Phone calls lead crews to missing backpackers in Alaska

6/19/2008
ASSOCIATED PRESS

ANCHORAGE - Two women missing in Denali National Park were found yesterday and reunited with worried family members, six days after heading off on what they thought would be an overnight hike.

A helicopter picked them up just outside the park about an hour after one of the hikers made a second cell phone call to her mother, park spokesman Kris Fister said.

Erica Nelson, 23, of Las Vegas and Abby Flantz, 25, of Gaylord, Minn., were taken to park headquarters, where family members were waiting.

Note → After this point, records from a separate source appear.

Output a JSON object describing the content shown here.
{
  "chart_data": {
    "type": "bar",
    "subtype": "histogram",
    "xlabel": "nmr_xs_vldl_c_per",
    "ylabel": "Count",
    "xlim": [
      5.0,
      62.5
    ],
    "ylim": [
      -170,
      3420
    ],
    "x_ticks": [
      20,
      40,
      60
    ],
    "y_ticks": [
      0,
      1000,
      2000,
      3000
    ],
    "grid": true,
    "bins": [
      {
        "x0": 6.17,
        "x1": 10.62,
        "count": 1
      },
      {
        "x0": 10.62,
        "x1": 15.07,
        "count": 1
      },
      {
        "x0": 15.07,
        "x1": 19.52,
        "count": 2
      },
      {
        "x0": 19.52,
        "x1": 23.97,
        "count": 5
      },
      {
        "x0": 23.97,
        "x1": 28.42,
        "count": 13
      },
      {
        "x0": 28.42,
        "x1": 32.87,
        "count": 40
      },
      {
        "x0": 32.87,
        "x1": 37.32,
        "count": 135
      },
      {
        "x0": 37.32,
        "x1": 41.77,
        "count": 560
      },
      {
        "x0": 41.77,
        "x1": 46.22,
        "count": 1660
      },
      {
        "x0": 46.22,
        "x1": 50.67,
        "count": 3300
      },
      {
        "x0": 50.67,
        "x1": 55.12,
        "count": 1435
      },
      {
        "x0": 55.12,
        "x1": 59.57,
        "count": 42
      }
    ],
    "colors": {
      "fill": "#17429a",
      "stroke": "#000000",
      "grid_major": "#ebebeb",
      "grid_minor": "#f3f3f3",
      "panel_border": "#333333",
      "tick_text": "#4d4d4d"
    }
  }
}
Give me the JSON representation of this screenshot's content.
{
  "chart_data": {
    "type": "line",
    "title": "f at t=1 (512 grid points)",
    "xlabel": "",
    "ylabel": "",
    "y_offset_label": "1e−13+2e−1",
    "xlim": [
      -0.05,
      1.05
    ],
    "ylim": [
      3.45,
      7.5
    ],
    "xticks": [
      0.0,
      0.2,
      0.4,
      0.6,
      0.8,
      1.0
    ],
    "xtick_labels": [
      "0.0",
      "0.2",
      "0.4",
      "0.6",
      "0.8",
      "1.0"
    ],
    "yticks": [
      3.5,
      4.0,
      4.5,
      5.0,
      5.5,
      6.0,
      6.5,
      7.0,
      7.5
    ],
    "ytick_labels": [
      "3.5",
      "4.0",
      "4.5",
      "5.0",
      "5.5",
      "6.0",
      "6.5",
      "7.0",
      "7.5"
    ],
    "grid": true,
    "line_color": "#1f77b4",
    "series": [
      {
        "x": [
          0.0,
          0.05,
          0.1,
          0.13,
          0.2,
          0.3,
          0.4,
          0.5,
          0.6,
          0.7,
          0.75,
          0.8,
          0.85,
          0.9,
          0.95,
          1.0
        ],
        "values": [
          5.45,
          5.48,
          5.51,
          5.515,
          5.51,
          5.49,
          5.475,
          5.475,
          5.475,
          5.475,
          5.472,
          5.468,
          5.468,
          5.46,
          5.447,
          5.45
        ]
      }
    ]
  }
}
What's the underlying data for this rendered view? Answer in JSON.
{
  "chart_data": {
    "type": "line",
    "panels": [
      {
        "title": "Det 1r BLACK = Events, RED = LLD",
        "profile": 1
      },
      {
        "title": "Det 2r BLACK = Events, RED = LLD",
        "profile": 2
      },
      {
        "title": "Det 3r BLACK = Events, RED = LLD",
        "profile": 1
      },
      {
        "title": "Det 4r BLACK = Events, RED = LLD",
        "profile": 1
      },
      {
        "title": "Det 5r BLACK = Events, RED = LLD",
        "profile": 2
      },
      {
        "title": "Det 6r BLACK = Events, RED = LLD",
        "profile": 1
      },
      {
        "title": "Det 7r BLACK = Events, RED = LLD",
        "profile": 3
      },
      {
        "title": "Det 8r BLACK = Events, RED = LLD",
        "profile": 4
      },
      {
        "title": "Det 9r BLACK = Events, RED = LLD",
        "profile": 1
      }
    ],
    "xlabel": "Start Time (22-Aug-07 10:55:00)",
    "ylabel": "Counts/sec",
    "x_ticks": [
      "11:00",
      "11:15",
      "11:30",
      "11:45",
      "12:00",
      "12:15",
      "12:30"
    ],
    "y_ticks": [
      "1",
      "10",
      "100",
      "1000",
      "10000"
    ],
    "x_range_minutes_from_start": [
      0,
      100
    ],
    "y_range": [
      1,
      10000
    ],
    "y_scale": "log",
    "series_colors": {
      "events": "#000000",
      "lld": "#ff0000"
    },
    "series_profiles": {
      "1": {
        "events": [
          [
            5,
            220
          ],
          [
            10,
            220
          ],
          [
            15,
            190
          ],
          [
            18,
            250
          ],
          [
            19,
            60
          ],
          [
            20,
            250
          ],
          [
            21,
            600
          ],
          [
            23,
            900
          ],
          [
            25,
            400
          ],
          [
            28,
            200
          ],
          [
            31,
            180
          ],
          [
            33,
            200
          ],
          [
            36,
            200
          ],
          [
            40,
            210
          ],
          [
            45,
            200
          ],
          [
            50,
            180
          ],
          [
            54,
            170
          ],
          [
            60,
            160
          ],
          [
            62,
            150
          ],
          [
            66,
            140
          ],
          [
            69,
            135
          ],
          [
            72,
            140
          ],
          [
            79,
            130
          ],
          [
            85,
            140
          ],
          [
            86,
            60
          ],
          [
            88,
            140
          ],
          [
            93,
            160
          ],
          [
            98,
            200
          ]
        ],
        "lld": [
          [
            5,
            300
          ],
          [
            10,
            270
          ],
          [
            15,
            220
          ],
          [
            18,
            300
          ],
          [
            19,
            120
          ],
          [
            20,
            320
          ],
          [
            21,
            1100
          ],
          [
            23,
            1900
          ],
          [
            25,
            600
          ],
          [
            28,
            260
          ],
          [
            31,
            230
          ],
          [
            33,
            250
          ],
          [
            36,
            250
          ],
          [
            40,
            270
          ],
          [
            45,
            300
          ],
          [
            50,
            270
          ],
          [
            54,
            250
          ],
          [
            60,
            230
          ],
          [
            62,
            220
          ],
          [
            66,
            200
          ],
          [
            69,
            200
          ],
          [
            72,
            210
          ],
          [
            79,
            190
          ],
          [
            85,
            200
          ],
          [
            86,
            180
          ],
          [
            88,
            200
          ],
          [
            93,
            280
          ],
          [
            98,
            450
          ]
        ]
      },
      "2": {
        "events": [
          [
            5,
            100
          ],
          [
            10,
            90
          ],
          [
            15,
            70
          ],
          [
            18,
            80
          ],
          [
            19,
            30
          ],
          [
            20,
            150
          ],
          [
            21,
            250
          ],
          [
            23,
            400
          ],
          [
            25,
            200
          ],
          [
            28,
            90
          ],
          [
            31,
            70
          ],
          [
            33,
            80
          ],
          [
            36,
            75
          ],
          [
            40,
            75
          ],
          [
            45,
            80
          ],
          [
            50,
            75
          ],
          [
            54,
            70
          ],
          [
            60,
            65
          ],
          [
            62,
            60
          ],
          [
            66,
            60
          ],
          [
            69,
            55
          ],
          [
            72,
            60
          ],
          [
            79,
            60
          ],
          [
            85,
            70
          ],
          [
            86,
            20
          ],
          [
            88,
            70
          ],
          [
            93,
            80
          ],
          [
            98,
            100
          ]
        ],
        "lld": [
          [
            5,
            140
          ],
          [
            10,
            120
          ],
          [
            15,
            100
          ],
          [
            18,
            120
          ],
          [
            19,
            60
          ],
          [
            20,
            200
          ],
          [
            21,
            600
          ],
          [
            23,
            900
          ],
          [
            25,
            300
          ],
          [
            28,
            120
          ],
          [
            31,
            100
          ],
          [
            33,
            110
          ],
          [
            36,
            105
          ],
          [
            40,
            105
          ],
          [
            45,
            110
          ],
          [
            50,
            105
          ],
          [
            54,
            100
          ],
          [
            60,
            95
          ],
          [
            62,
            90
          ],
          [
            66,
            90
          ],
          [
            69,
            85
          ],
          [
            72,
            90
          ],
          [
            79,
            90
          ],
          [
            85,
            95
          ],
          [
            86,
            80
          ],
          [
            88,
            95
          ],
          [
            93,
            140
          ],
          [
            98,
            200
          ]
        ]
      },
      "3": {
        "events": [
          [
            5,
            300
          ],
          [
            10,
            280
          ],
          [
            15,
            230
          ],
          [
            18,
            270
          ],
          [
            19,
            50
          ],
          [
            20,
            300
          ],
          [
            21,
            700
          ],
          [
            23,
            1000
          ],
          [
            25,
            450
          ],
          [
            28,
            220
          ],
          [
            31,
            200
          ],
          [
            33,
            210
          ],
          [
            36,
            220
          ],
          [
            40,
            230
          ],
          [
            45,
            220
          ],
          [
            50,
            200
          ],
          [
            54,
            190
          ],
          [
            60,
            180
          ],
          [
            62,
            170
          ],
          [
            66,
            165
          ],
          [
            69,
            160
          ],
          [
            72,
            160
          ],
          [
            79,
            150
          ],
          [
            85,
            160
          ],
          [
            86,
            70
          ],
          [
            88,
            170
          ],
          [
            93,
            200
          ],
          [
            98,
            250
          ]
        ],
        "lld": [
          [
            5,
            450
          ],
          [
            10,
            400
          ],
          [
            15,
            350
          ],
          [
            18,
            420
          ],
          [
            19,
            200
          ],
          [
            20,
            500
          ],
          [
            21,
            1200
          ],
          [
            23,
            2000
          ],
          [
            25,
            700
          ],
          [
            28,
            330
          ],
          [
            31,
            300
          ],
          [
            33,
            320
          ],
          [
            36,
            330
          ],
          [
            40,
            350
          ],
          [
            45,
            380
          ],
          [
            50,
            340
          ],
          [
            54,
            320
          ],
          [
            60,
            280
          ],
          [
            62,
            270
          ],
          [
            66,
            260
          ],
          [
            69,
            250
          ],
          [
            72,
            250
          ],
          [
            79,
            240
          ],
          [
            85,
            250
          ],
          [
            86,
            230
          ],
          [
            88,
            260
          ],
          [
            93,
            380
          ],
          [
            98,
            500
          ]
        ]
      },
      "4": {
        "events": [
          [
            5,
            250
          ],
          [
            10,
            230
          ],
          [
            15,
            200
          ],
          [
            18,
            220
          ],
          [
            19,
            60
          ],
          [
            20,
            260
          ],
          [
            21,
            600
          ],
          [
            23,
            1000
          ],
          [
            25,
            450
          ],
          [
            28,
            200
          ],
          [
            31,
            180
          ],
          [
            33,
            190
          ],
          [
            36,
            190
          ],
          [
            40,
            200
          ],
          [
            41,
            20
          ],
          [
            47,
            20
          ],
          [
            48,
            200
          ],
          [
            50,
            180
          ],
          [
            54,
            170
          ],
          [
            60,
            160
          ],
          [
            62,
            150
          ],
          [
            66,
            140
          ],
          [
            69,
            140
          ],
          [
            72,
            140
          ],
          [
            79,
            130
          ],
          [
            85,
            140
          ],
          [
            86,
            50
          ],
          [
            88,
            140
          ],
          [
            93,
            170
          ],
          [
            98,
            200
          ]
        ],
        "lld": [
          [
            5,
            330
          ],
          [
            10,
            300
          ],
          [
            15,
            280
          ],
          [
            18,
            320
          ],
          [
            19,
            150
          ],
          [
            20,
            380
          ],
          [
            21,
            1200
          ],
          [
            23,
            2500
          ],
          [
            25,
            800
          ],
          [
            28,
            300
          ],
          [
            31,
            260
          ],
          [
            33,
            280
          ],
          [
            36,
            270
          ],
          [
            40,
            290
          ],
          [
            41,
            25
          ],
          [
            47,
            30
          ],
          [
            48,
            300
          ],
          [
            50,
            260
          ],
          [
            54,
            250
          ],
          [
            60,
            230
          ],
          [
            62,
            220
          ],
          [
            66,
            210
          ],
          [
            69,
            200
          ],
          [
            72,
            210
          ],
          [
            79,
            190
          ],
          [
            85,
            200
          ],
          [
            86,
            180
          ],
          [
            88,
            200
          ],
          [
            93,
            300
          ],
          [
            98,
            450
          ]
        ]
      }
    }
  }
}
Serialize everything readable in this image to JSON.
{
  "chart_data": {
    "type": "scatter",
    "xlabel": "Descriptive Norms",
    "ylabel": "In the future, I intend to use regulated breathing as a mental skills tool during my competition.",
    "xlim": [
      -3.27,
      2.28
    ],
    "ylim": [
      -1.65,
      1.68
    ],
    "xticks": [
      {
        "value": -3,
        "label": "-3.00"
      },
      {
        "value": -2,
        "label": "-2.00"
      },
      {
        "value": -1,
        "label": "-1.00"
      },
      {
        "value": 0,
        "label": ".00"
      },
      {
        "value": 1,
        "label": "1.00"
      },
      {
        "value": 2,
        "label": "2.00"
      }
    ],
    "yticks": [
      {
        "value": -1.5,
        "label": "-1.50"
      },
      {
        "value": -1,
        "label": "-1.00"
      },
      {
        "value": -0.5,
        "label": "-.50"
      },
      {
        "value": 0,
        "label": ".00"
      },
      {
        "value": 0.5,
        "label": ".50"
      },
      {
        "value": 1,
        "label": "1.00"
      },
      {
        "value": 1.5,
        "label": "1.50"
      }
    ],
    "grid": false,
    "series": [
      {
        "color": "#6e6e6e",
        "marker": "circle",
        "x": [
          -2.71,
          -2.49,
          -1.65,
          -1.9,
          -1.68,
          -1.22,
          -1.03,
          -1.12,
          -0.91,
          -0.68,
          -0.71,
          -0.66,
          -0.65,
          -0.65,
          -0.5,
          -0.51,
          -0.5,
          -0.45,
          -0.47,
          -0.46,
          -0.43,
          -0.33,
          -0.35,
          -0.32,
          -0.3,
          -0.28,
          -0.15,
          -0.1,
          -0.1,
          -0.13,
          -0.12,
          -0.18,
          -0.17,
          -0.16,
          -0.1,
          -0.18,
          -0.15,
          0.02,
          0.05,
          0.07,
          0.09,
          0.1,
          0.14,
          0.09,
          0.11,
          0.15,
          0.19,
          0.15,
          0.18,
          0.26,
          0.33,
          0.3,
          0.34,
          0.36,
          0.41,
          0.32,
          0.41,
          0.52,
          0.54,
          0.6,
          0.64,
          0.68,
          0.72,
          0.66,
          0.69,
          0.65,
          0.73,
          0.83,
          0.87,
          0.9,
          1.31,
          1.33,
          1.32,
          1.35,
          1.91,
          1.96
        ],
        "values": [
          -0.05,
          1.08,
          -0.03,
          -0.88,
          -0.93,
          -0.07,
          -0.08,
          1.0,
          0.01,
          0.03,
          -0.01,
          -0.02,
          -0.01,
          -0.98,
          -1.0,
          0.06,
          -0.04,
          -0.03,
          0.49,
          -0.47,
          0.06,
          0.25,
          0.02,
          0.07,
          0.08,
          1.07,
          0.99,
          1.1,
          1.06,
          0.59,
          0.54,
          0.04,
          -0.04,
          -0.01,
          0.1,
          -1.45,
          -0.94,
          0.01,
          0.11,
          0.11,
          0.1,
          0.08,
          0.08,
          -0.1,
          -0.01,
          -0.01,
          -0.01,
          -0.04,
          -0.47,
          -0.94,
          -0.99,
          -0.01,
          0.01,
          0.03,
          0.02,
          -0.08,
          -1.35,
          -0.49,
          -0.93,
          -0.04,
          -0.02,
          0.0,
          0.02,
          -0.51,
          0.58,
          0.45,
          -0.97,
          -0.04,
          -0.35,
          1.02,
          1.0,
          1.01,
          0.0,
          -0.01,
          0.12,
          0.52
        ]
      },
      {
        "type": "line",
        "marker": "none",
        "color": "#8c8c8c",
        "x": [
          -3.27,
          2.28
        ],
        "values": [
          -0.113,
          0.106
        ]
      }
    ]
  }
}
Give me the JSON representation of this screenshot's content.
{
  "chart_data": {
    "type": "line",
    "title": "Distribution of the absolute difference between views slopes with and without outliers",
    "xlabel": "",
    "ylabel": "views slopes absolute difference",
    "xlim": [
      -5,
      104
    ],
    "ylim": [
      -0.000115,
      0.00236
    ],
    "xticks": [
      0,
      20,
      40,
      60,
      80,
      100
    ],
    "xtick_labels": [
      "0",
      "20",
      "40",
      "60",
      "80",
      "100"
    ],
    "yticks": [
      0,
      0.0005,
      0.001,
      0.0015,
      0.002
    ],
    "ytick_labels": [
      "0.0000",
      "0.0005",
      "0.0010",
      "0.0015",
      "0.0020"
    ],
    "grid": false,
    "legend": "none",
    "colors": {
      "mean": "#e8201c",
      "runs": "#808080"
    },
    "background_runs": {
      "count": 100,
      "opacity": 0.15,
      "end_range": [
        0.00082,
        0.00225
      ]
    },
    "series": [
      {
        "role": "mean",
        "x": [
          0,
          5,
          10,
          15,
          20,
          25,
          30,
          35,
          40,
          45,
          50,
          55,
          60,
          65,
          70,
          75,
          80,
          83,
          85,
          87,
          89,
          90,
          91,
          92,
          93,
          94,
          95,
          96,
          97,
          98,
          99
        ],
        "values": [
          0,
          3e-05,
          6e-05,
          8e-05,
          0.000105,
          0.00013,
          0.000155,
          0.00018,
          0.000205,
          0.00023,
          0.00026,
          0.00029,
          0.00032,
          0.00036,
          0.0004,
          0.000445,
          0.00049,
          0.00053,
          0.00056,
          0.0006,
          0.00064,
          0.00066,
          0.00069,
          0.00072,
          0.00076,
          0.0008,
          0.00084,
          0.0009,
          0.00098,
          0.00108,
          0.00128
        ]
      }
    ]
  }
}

Anchorage television station KTUU showed the pair laughing with family members and eating large, overstuffed deli sandwiches as they walked to a waiting ambulance. They didn't immediately speak to reporters.

The two embarked on the hike last Thursday. A massive search began for them on Saturday.

Nelson's mother, Ellane Nelson, received an initial cell phone call at 9:15 a.m. as she listened to park officials give a briefing on the search for her missing daughter.

She saw her daughter's caller ID on her cell phone and looked as if she had seen a ghost, park spokesman Ms. Fister said.

Park officials had reported the women were not carrying a cell phone, but caller ID indicated it was from the missing hiker.

Ellane Nelson heard her daughter say that she and Ms. Flantz, her 25-year-old roommate, were alive and well. Park officials told the women to stay put, make themselves visible and signal any helicopters that flew overhead.

The phone's battery was weak but park officials were able to locate the signal coming from the eastern section of the 100-square mile they had been searching for more than four days.

The agency dispatched two helicopters to pick the women up, but hours later the two women had not been found.

Ms. Fister said they initially thought the women were in the vicinity of a dry creek bed. But after the second phone call rescuers focused instead on a brushy area on the eastern edge of the search area north of Mount Healy, about five miles west of the Parks Highway, the main highway that connects Anchorage and Fairbanks, he said.

The search area about 180 miles north of Anchorage is a mix of national park and state-owned lands.

A helicopter, airplane, ground searchers, and two dog teams were deployed.

Erica Nelson and Ms. Flantz left Thursday from the Savage Creek checkpoint just 15 miles from the park entrance, intending to return the next day.

When the women did not show up for work Saturday at Denali Princess Wilderness Lodge, a hotel outside the park, they were reported overdue and a search of a 100-square-mile area began.